13 thoughts on “CSotD: And another thing …

  1. The very few grocery stores that provided free coffee stopped due to the pandemic. Of course, the practice will never resume.

  2. Can you get Mexican Coke up there? Made with real sugar…. I don’t have the most refined soft drink palate, but I can tell the difference from domestic Coca-Cola, and Hecho en Mexico is much tastier.

    In the long list of people whose health and welfare I’m concerned about, Harry and Tom and Giselle are not near the top. I expect they’ll be just fine.

    “Father Time is undefeated” is the answer to just about any question, isn’t it?

  3. Fox Network (Not News) viewers, Republicans, and all other right wing types need a new chant and signage that will honestly communicate their approach to political messaging while resonating with everyone else:

  4. We have to wait for Passover, Brian, though I’ve had Mexican Coke in Brownsville, TX, which is about as close to the border as I’ve been.

    We do see Goya sodas, but — politics aside — they come in flavors rarely encountered in Nuevo Hampshire, so it’s hard to compare.

  5. I’ve never been a cola drinker, but I agree about theTwinkies. It seems like ALL brands of snack cakes have these chemical aftertastes.(Little Debbies are especially horrible) The textures were lot different, too. I wish they would do throw-back. right now we have throw-UP.

  6. You can find Mexican Coke in some of the supermercados hereabouts. In glass bottles, no less.

    We’re not big on Jewish delicatessens, but if you have them, that might be somewhere else to try.

  7. groceries sell Mexican Coke here in northern Virginia, but we have a big Latina/o population. Inca Cola sells pretty well here too.

    I suspect if I drove a few miles south into the hinterlands I’d struggle to find places carrying Mexican Coke, but I’ve never tried.

    I wonder how many DIA agents have read Mike’s post because their search engine hit on “Mexican Coke”???

  8. BTW, I did serve a three-day suspension senior year for smokin’ in the boys’ room.

  9. The corn industry was making an effort to promote the use of sugar from corn as early as the 1940s.
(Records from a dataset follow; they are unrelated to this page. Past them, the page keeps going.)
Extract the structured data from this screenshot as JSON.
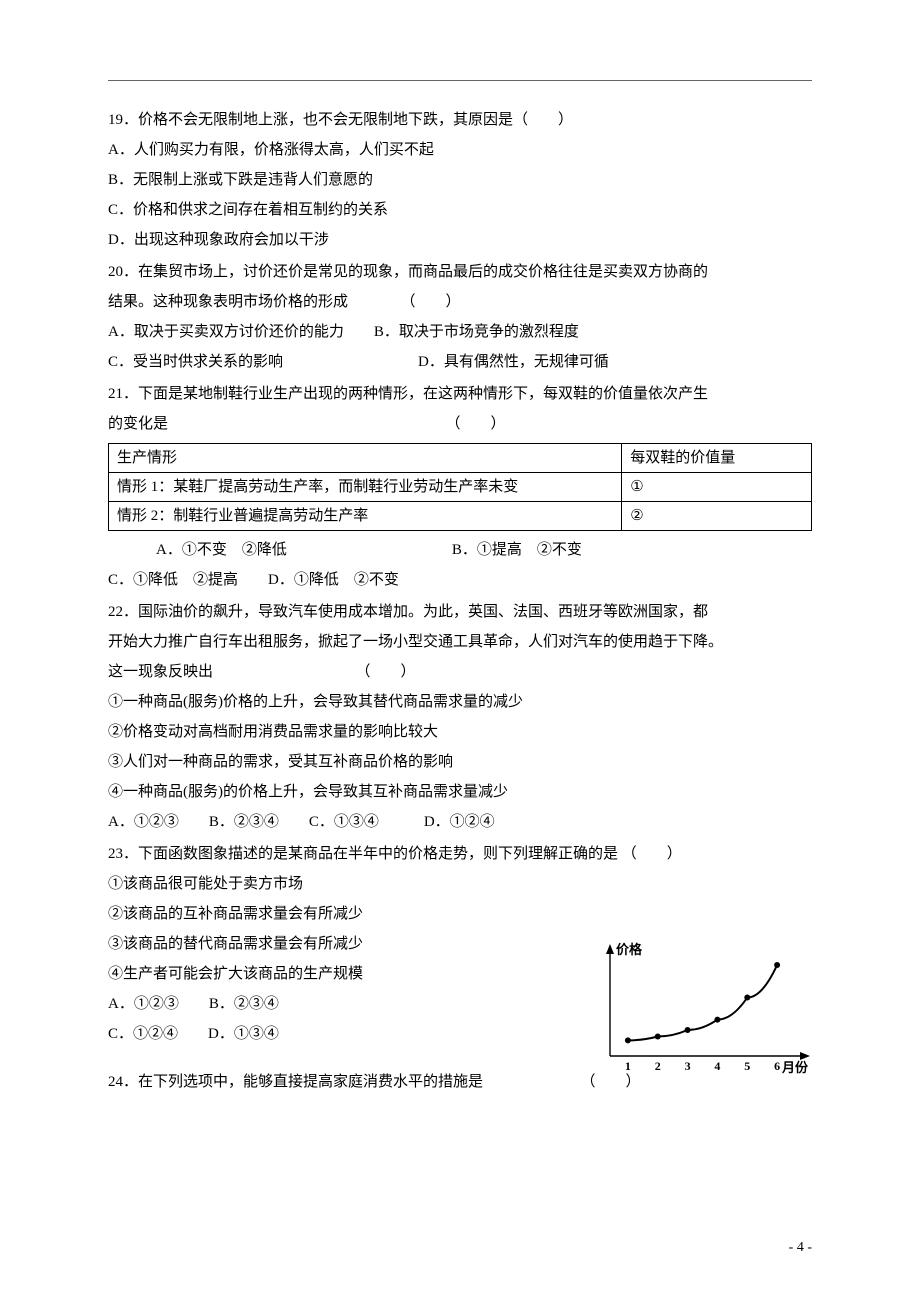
{
  "q19": {
    "stem": "19．价格不会无限制地上涨，也不会无限制地下跌，其原因是（　　）",
    "a": "A．人们购买力有限，价格涨得太高，人们买不起",
    "b": "B．无限制上涨或下跌是违背人们意愿的",
    "c": "C．价格和供求之间存在着相互制约的关系",
    "d": "D．出现这种现象政府会加以干涉"
  },
  "q20": {
    "stem1": "20．在集贸市场上，讨价还价是常见的现象，而商品最后的成交价格往往是买卖双方协商的",
    "stem2": "结果。这种现象表明市场价格的形成　　　　（　　）",
    "ab": "A．取决于买卖双方讨价还价的能力　　B．取决于市场竞争的激烈程度",
    "cd": "C．受当时供求关系的影响　　　　　　　　　D．具有偶然性，无规律可循"
  },
  "q21": {
    "stem1": "21．下面是某地制鞋行业生产出现的两种情形，在这两种情形下，每双鞋的价值量依次产生",
    "stem2": "的变化是　　　　　　　　　　　　　　　　　　　（　　）",
    "th1": "生产情形",
    "th2": "每双鞋的价值量",
    "r1c1": "情形 1：某鞋厂提高劳动生产率，而制鞋行业劳动生产率未变",
    "r1c2": "①",
    "r2c1": "情形 2：制鞋行业普遍提高劳动生产率",
    "r2c2": "②",
    "optsAB": "A．①不变　②降低　　　　　　　　　　　B．①提高　②不变",
    "optsCD": "C．①降低　②提高　　D．①降低　②不变"
  },
  "q22": {
    "stem1": "22．国际油价的飙升，导致汽车使用成本增加。为此，英国、法国、西班牙等欧洲国家，都",
    "stem2": "开始大力推广自行车出租服务，掀起了一场小型交通工具革命，人们对汽车的使用趋于下降。",
    "stem3": "这一现象反映出　　　　　　　　　　（　　）",
    "s1": "①一种商品(服务)价格的上升，会导致其替代商品需求量的减少",
    "s2": "②价格变动对高档耐用消费品需求量的影响比较大",
    "s3": "③人们对一种商品的需求，受其互补商品价格的影响",
    "s4": "④一种商品(服务)的价格上升，会导致其互补商品需求量减少",
    "opts": "A．①②③　　B．②③④　　C．①③④　　　D．①②④"
  },
  "q23": {
    "stem": "23．下面函数图象描述的是某商品在半年中的价格走势，则下列理解正确的是 （　　）",
    "s1": "①该商品很可能处于卖方市场",
    "s2": "②该商品的互补商品需求量会有所减少",
    "s3": "③该商品的替代商品需求量会有所减少",
    "s4": "④生产者可能会扩大该商品的生产规模",
    "optsAB": "A．①②③　　B．②③④",
    "optsCD": "C．①②④　　D．①③④"
  },
  "q24": {
    "stem": "24．在下列选项中，能够直接提高家庭消费水平的措施是　　　　　　　（　　）"
  },
  "chart": {
    "y_label": "价格",
    "x_label": "月份",
    "x_ticks": [
      "1",
      "2",
      "3",
      "4",
      "5",
      "6"
    ],
    "points": [
      {
        "x": 1,
        "y": 12
      },
      {
        "x": 2,
        "y": 15
      },
      {
        "x": 3,
        "y": 20
      },
      {
        "x": 4,
        "y": 28
      },
      {
        "x": 5,
        "y": 45
      },
      {
        "x": 6,
        "y": 70
      }
    ],
    "axis_color": "#000000",
    "line_color": "#000000",
    "point_color": "#000000",
    "label_fontsize": 13,
    "tick_fontsize": 12,
    "line_width": 2,
    "point_radius": 3,
    "y_range": [
      0,
      80
    ]
  },
  "footer": "- 4 -"
}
The “Corn Products Refining Company,” a conglomerate of the leading refiners formed about 1940, ran full page ads in Life Magazine in 1946 thru ’48. (I don’t know about years before or after.) Dextrose was ballyhooed, and it was mentioned that they were a producer of dextrose. And that dextrose was a natural sugar. And that it was wonderful.

    Their ad in the Sep/15/1947 issue shows how much dextrose your body consumes per hour, for 18 different occupations. The ‘winner’ is the chauffeur, who needs 4.5 ounces of dextrose every hour.

  10. Add to that the full page ads sponsored by the “Sugar Research Foundation” and the “Council on Candy of the National Confectioner’s Association”.

    The latter trumpeted, “Candy’s Dandy … Keep it Handy.” Later that changed to “Candy is Energy Food / Enjoy Some Every Day.”

  11. The New Yorker cartoon doesn’t depict a situation that ever occurs in real life—unless you’re in a self-checkout aisle (and you shouldn’t be if you have more than three or four items). If there’s no bagger, the clerk fills the bag, even if it’s the customer’s. Or, ideally, the customer begins self-bagging while the clerk’s still ringing up the order. And if you didn’t bring enough bags, the overflow goes in store bags.

    Free Range, however, did depict real life. I laughed out loud at the second panel. The third and fourth weren’t even necessary.

  12. Bob, there’s a Price Rite near us with self-bagging on lanes with checkers. I believe Aldis is similar. As I recall (we rarely shop there) the checker puts scanned purchases into a cart, which one rolls to a separate bagging area so as not to interfere with the next order, but for an express lane the arrangement could well be as depicted in the cartoon. (Note the absence of rolling carts.)

  13. Hey, Mike. Agnes is one of the strips I color for Creators. I worked hard to come up with a color for the tube of Ted’s near meat. Edible, but not appetizing was the challenge. Meatish Mauve is what I settled on. It’s sure to become all the rage in carpet colors for 2023.